I'm off to buy a volt meter so I can test the different parts. 

I don't understand how to jump the starter with a screw driver. I can't get a screw driver to touch both things you described.


----------



## sixbales (May 18, 2011)

You can use a plier to jump the terminals if necessary.....make sure the transmission is in neutral with the brake set so you don't get run over.


----------



## susan canaday (Jul 23, 2018)

My volt meter says the battery is very good. I had to spend some hours working on my chain saw....trying to get back to tractor....

there are rubber covers over all the connections to the starter solenoid, I was trying to stick the multimeter probe in there...


----------



## FredM (Nov 18, 2015)

don't like to jump in but have a look at this solenoid, yours may be like this.
"A" post is battery supply
"B" spade is starter switch connection
"C" post is power supply through solenoid to starter when solenoid is activated. 

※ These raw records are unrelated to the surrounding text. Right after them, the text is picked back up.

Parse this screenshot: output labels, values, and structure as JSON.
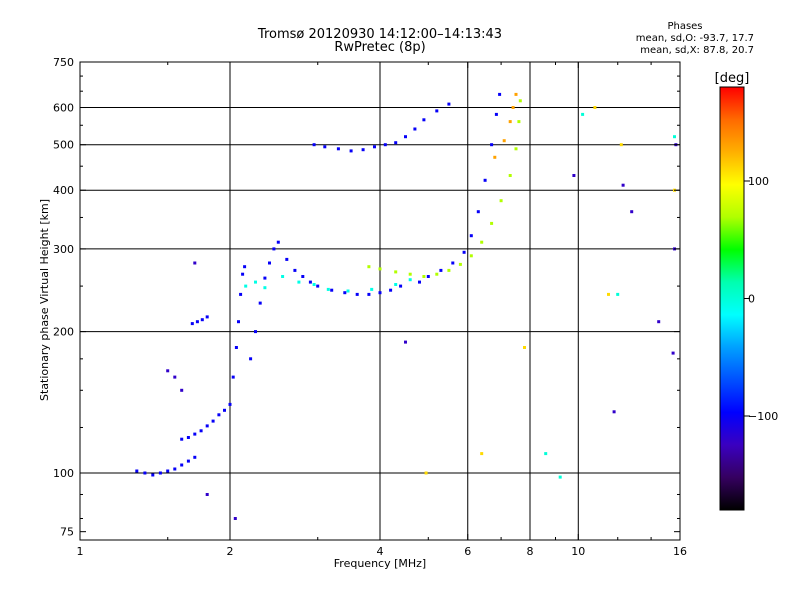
{
  "header": {
    "title": "Tromsø 20120930 14:12:00–14:13:43",
    "subtitle": "RwPretec (8p)",
    "phases_title": "Phases",
    "phases_o": "mean, sd,O: -93.7, 17.7",
    "phases_x": "mean, sd,X:  87.8, 20.7"
  },
  "colorbar": {
    "label": "[deg]",
    "ticks": [
      {
        "value": 100,
        "label": "100"
      },
      {
        "value": 0,
        "label": "0"
      },
      {
        "value": -100,
        "label": "−100"
      }
    ],
    "range": [
      -180,
      180
    ],
    "stops": [
      "#ff0000",
      "#ff6a00",
      "#ffb000",
      "#ffff00",
      "#b0ff00",
      "#00ff00",
      "#00ffb0",
      "#00ffff",
      "#00a0ff",
      "#0050ff",
      "#0000ff",
      "#3a00c0",
      "#350060",
      "#000000"
    ]
  },
  "chart_data": {
    "type": "scatter",
    "title": "Tromsø 20120930 14:12:00–14:13:43",
    "subtitle": "RwPretec (8p)",
    "xlabel": "Frequency [MHz]",
    "ylabel": "Stationary phase Virtual Height [km]",
    "xscale": "log",
    "yscale": "log",
    "xlim": [
      1,
      16
    ],
    "ylim": [
      72,
      750
    ],
    "xticks": [
      {
        "value": 1,
        "label": "1"
      },
      {
        "value": 2,
        "label": "2"
      },
      {
        "value": 4,
        "label": "4"
      },
      {
        "value": 6,
        "label": "6"
      },
      {
        "value": 8,
        "label": "8"
      },
      {
        "value": 10,
        "label": "10"
      },
      {
        "value": 16,
        "label": "16"
      }
    ],
    "yticks": [
      {
        "value": 75,
        "label": "75"
      },
      {
        "value": 100,
        "label": "100"
      },
      {
        "value": 200,
        "label": "200"
      },
      {
        "value": 300,
        "label": "300"
      },
      {
        "value": 400,
        "label": "400"
      },
      {
        "value": 500,
        "label": "500"
      },
      {
        "value": 600,
        "label": "600"
      },
      {
        "value": 750,
        "label": "750"
      }
    ],
    "grid_x": [
      2,
      4,
      6,
      8,
      10
    ],
    "grid_y": [
      100,
      200,
      300,
      400,
      500,
      600
    ],
    "color_variable": "phase [deg]",
    "traces": [
      {
        "phase": -100,
        "points": [
          [
            1.3,
            101
          ],
          [
            1.35,
            100
          ],
          [
            1.4,
            99
          ],
          [
            1.45,
            100
          ],
          [
            1.5,
            101
          ],
          [
            1.55,
            102
          ],
          [
            1.6,
            104
          ],
          [
            1.65,
            106
          ],
          [
            1.7,
            108
          ],
          [
            1.6,
            118
          ],
          [
            1.65,
            119
          ],
          [
            1.7,
            121
          ],
          [
            1.75,
            123
          ],
          [
            1.8,
            126
          ],
          [
            1.85,
            129
          ],
          [
            1.9,
            133
          ],
          [
            1.95,
            136
          ],
          [
            1.68,
            208
          ],
          [
            1.72,
            210
          ],
          [
            1.76,
            212
          ],
          [
            1.8,
            215
          ],
          [
            2.0,
            140
          ],
          [
            2.03,
            160
          ],
          [
            2.06,
            185
          ],
          [
            2.08,
            210
          ],
          [
            2.1,
            240
          ],
          [
            2.12,
            265
          ],
          [
            2.14,
            275
          ],
          [
            2.2,
            175
          ],
          [
            2.25,
            200
          ],
          [
            2.3,
            230
          ],
          [
            2.35,
            260
          ],
          [
            2.4,
            280
          ],
          [
            2.45,
            300
          ],
          [
            2.5,
            310
          ],
          [
            2.6,
            285
          ],
          [
            2.7,
            270
          ],
          [
            2.8,
            262
          ],
          [
            2.9,
            255
          ],
          [
            3.0,
            250
          ],
          [
            3.2,
            245
          ],
          [
            3.4,
            242
          ],
          [
            3.6,
            240
          ],
          [
            3.8,
            240
          ],
          [
            4.0,
            242
          ],
          [
            4.2,
            245
          ],
          [
            4.4,
            250
          ],
          [
            2.95,
            500
          ],
          [
            3.1,
            495
          ],
          [
            3.3,
            490
          ],
          [
            3.5,
            485
          ],
          [
            3.7,
            488
          ],
          [
            3.9,
            495
          ],
          [
            4.1,
            500
          ],
          [
            4.3,
            505
          ],
          [
            4.5,
            520
          ],
          [
            4.7,
            540
          ],
          [
            4.9,
            565
          ],
          [
            5.2,
            590
          ],
          [
            5.5,
            610
          ],
          [
            4.8,
            255
          ],
          [
            5.0,
            262
          ],
          [
            5.3,
            270
          ],
          [
            5.6,
            280
          ],
          [
            5.9,
            295
          ],
          [
            6.1,
            320
          ],
          [
            6.3,
            360
          ],
          [
            6.5,
            420
          ],
          [
            6.7,
            500
          ],
          [
            6.85,
            580
          ],
          [
            6.95,
            640
          ]
        ]
      },
      {
        "phase": -5,
        "points": [
          [
            2.15,
            250
          ],
          [
            2.25,
            255
          ],
          [
            2.35,
            248
          ],
          [
            2.55,
            262
          ],
          [
            2.75,
            255
          ],
          [
            2.95,
            252
          ],
          [
            3.15,
            246
          ],
          [
            3.45,
            244
          ],
          [
            3.85,
            246
          ],
          [
            4.3,
            252
          ],
          [
            4.6,
            258
          ]
        ]
      },
      {
        "phase": 70,
        "points": [
          [
            3.8,
            275
          ],
          [
            4.0,
            272
          ],
          [
            4.3,
            268
          ],
          [
            4.6,
            265
          ],
          [
            4.9,
            262
          ],
          [
            5.2,
            265
          ],
          [
            5.5,
            270
          ],
          [
            5.8,
            278
          ],
          [
            6.1,
            290
          ],
          [
            6.4,
            310
          ],
          [
            6.7,
            340
          ],
          [
            7.0,
            380
          ],
          [
            7.3,
            430
          ],
          [
            7.5,
            490
          ],
          [
            7.6,
            560
          ],
          [
            7.65,
            620
          ]
        ]
      },
      {
        "phase": 130,
        "points": [
          [
            6.8,
            470
          ],
          [
            7.1,
            510
          ],
          [
            7.3,
            560
          ],
          [
            7.4,
            600
          ],
          [
            7.5,
            640
          ]
        ]
      },
      {
        "phase": -120,
        "points": [
          [
            1.5,
            165
          ],
          [
            1.55,
            160
          ],
          [
            1.6,
            150
          ],
          [
            1.7,
            280
          ],
          [
            1.8,
            90
          ],
          [
            2.05,
            80
          ],
          [
            4.5,
            190
          ],
          [
            9.8,
            430
          ],
          [
            11.8,
            135
          ],
          [
            12.3,
            410
          ],
          [
            12.8,
            360
          ],
          [
            14.5,
            210
          ],
          [
            15.5,
            180
          ],
          [
            15.6,
            300
          ],
          [
            15.7,
            500
          ]
        ]
      },
      {
        "phase": 110,
        "points": [
          [
            4.95,
            100
          ],
          [
            6.4,
            110
          ],
          [
            7.8,
            185
          ],
          [
            10.8,
            600
          ],
          [
            11.5,
            240
          ],
          [
            12.2,
            500
          ],
          [
            15.6,
            400
          ]
        ]
      },
      {
        "phase": 0,
        "points": [
          [
            8.6,
            110
          ],
          [
            9.2,
            98
          ],
          [
            10.2,
            580
          ],
          [
            12.0,
            240
          ],
          [
            15.6,
            520
          ]
        ]
      }
    ]
  }
}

Sixbales wants you to place the screw driver onto the starter spade "B" and touch Post "A" to make a circuit so this will engage the starter motor, be aware that when you bridge across the two contacts, there could be a heavy arc, so make sure you place the screw driver onto the spade first and then slide to the "A" post, that way the arc wont damage the spade.


----------



## thepumpguysc (Jan 25, 2015)

They make a "tool" to do the EXACT same thing but w/ no arcing..
Its called a "remote starter button" it has 2 alligator clips & a push button..
1 goes on term. A & 1 goes on term. B.. Then you push the button..
They have long cords on them so you can stand back away from the wheels..
A "cheap" one costs 5.00 at the auto parts store or flee market..
But us "experienced folks" {Lol} just pick up a screwdriver.. or a pair of pliers, if theres a plastic bridge between the terminals..
Google it..


----------



## susan canaday (Jul 23, 2018)

Aha. You guys are geniuses, thanks. Will try it today.


----------



## thepumpguysc (Jan 25, 2015)

I have a buddy like that Bales.. first thing he does when he gets a new, used car is "punch out" the key switch.. no keys to keep track of.. Lol


----------



## deerhide (Oct 20, 2016)

susan canaday said:


> Aha. You guys are geniuses, thanks. Will try it today.


There will likely be a 'spark' so don't be alarmed!


----------



## Oldman11 (Jul 20, 2018)

Look on the left side of tractor and there is a main fuse that may be out. The fuse is made in the main line from battery to starter,that’s what happened to mine.


----------